Others think that raising the issue of fee earning incentive for miners is just “concern trolling” and that the block rewards are enough for a very long time so merge mining is of no interest to them. Some might also think that if the side-chain becomes big enough, perhaps in the far future, than it might hurt main chain security. (There was a Bitcoin Magazine podacst on that topic, might be worthwhile to have some open discussion on that in a twitter space with some miners)
So Sovryn is between a rock and a hard place as it has always been, many Bitcoiners have the above mentioned issues and most regular crypto people have stopped paying attention to anything going on in Bitcoin land so dont even know that Sovryn exists. (I wrote about this once before, I believe that some crypto people would be better allies than trying to win with BTC maxis)
Thats why I was looking forward to the "repositioning " that Malva had in mind, dont know where we stand now with that strategy.
I also dont know what the marketing town hall will achieve except to let people blow off steam.

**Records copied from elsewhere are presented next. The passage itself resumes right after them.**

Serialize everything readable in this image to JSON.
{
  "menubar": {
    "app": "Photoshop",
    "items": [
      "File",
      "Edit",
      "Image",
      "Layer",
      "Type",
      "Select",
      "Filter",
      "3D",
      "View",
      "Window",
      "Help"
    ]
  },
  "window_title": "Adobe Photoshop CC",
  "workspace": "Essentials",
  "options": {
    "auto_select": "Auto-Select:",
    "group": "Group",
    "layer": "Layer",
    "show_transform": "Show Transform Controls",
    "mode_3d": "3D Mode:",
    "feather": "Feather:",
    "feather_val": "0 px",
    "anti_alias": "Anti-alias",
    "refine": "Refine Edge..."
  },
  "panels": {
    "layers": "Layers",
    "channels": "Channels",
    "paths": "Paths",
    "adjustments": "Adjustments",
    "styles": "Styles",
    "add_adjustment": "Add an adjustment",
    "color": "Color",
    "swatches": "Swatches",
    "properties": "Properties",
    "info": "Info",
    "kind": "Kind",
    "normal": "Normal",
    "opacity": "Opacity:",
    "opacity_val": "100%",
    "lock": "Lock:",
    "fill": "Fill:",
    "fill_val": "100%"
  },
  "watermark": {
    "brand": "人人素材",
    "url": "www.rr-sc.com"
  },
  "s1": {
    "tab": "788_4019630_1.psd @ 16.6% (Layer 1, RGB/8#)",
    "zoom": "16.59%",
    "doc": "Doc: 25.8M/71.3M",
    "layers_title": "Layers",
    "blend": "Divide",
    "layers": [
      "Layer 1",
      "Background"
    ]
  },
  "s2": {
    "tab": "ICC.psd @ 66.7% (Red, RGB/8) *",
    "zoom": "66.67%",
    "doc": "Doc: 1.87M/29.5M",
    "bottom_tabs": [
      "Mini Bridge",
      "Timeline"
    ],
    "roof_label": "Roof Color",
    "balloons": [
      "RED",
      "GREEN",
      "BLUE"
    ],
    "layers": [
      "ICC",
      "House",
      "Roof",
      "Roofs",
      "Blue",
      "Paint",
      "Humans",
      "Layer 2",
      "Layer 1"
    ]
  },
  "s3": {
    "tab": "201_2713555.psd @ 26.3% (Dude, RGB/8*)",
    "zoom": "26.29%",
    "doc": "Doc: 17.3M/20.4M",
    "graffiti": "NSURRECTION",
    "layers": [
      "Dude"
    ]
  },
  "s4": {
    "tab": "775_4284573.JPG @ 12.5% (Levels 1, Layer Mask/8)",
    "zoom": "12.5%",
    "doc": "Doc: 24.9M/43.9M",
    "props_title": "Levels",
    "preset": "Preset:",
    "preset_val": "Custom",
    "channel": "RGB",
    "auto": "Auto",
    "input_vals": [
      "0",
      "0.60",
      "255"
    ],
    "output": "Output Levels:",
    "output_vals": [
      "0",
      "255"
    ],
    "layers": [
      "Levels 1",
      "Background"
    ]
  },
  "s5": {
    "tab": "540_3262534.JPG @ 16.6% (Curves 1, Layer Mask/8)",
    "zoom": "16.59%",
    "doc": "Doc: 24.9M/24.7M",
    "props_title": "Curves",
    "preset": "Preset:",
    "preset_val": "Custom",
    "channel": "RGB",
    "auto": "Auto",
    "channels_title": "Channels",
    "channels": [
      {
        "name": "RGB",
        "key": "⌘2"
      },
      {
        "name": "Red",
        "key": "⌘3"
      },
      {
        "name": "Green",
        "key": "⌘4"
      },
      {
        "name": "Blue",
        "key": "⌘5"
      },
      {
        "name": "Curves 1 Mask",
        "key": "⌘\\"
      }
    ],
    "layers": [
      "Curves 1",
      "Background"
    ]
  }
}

I think the people who know marketing should be making a strategy not a bunch of random people pulling in all different directions (says a random guy on the internet). I know this is a DAO but some focused direction might be good.
One last point, I am not a marketing guy, but I am beginning to think if you try to “sell” based on ideology your product will remain a niche, maybe thats ok, but if you want wider adoption than user friendliness would be a better approach.